ORIGINAL RECOMMENDATIONS:
We recommend the following actions be taken:

  • Ensure antivirus software signatures are current.
  • Do not open email attachments from unknown or un-trusted sources.
  • Provide user awareness notification about this vulnerability and exploit.
  • Do not visit un-trusted websites or follow links provided by unknown or un-trusted sources.
  • Consider disabling JavaScript in Adobe by navigating to Edit->Preferences and unchecking 'Enable Acrobat JavaScript'.
  • Install the appropriate vendor patch as soon as it becomes available after appropriate testing.

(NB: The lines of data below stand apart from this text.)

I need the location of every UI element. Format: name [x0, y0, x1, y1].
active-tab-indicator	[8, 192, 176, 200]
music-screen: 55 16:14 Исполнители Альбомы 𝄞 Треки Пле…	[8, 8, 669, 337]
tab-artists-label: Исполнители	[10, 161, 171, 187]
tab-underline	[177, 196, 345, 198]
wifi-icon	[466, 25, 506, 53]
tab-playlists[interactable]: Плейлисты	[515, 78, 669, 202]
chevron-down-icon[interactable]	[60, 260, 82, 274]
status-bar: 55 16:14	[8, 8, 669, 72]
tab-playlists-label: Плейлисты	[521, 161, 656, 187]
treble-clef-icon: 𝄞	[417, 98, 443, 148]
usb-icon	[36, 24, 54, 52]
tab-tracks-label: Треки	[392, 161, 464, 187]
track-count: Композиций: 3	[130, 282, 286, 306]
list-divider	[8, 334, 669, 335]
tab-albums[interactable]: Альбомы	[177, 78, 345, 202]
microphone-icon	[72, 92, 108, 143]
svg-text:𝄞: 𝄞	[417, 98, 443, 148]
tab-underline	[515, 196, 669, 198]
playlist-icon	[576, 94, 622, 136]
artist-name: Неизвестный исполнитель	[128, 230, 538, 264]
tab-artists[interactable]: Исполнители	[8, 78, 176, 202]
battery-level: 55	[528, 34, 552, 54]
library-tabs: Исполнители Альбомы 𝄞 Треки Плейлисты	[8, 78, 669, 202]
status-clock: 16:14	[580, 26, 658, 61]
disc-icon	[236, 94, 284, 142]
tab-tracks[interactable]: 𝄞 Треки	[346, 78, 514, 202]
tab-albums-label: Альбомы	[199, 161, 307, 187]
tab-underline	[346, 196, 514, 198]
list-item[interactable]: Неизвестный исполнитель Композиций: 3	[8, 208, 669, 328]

MARCH 11 UPDATED RECOMMENDATIONS:

  • To mitigate this issue, those running Windows and Adobe 9.0 should upgrade to Adobe 9.1 immediately after appropriate testing. Updates for Adobe 7.x and 8.x should be available March 18, and for Unix on March 25.

MARCH 18 UPDATED RECOMMENDATIONS:

  • To mitigate this issue, those running Windows and Adobe 7 and Adobe 8 should upgrade to Adobe 7.1.1 or Adobe 8.1.4 immediately after appropriate testing.

MARCH 25 UPDATED RECOMMENDATIONS:

  • To mitigate this issue, those running Unix and Adobe 8 or Adobe 9 should upgrade to Adobe Reader 8.1.4 or Adobe Reader 9.1 immediately after appropriate testing.

ORIGINAL REFERENCES:
McAfee:
http://www.avertlabs.com/research/blog/index.php/2009/02/19/new-backdoor-attacks-using-pdf-documents/(New Window)

Adobe:
http://www.adobe.com/support/security/advisories/apsa09-01.html(New Window)
http://www.adobe.com/support/security/bulletins/apsb09-03.html(New Window)
http://blogs.adobe.com/psirt/2009/03/_adobe_reader_and_acrobat_91_u.html(New Window)

SANS:
http://isc.sans.org/diary.html?storyid=5902(New Window)

Security Focus:
http://www.securityfocus.com/bid/33751(New Window)

ShadowServer:
http://www.shadowserver.org/wiki/pmwiki.php?n=Calendar.20090219(New Window)

Trend Micro:
http://blog.trendmicro.com/portable-document-format-or-portable-malware-format/(New Window)

MARCH 11 UPDATED REFERENCES:
Adobe:
http://www.adobe.com/support/security/bulletins/apsb09-03.html(New Window)
http://blogs.adobe.com/psirt/2009/03/_adobe_reader_and_acrobat_91_u.html(New Window)

SANS:
http://isc.sans.org/diary.html?storyid=5998(New Window)

MARCH 18 UPDATED REFERENCES:
Adobe:
http://www.adobe.com/support/security/bulletins/apsb09-03.html(New Window)

SANS:
http://isc.sans.org/diary.html?storyid=6034(New Window)

MARCH 25 UPDATED REFERENCES:
Adobe:
http://www.adobe.com/support/security/bulletins/apsb09-04.html(New Window)


This cyber advisory was issued by the Multi-State Information Sharing and Analysis Center (MS-ISAC) and was intended for government entities. The information may or may not be applicable to the general public and accordingly, the MS-ISAC does not warrant its use for any specific purposes.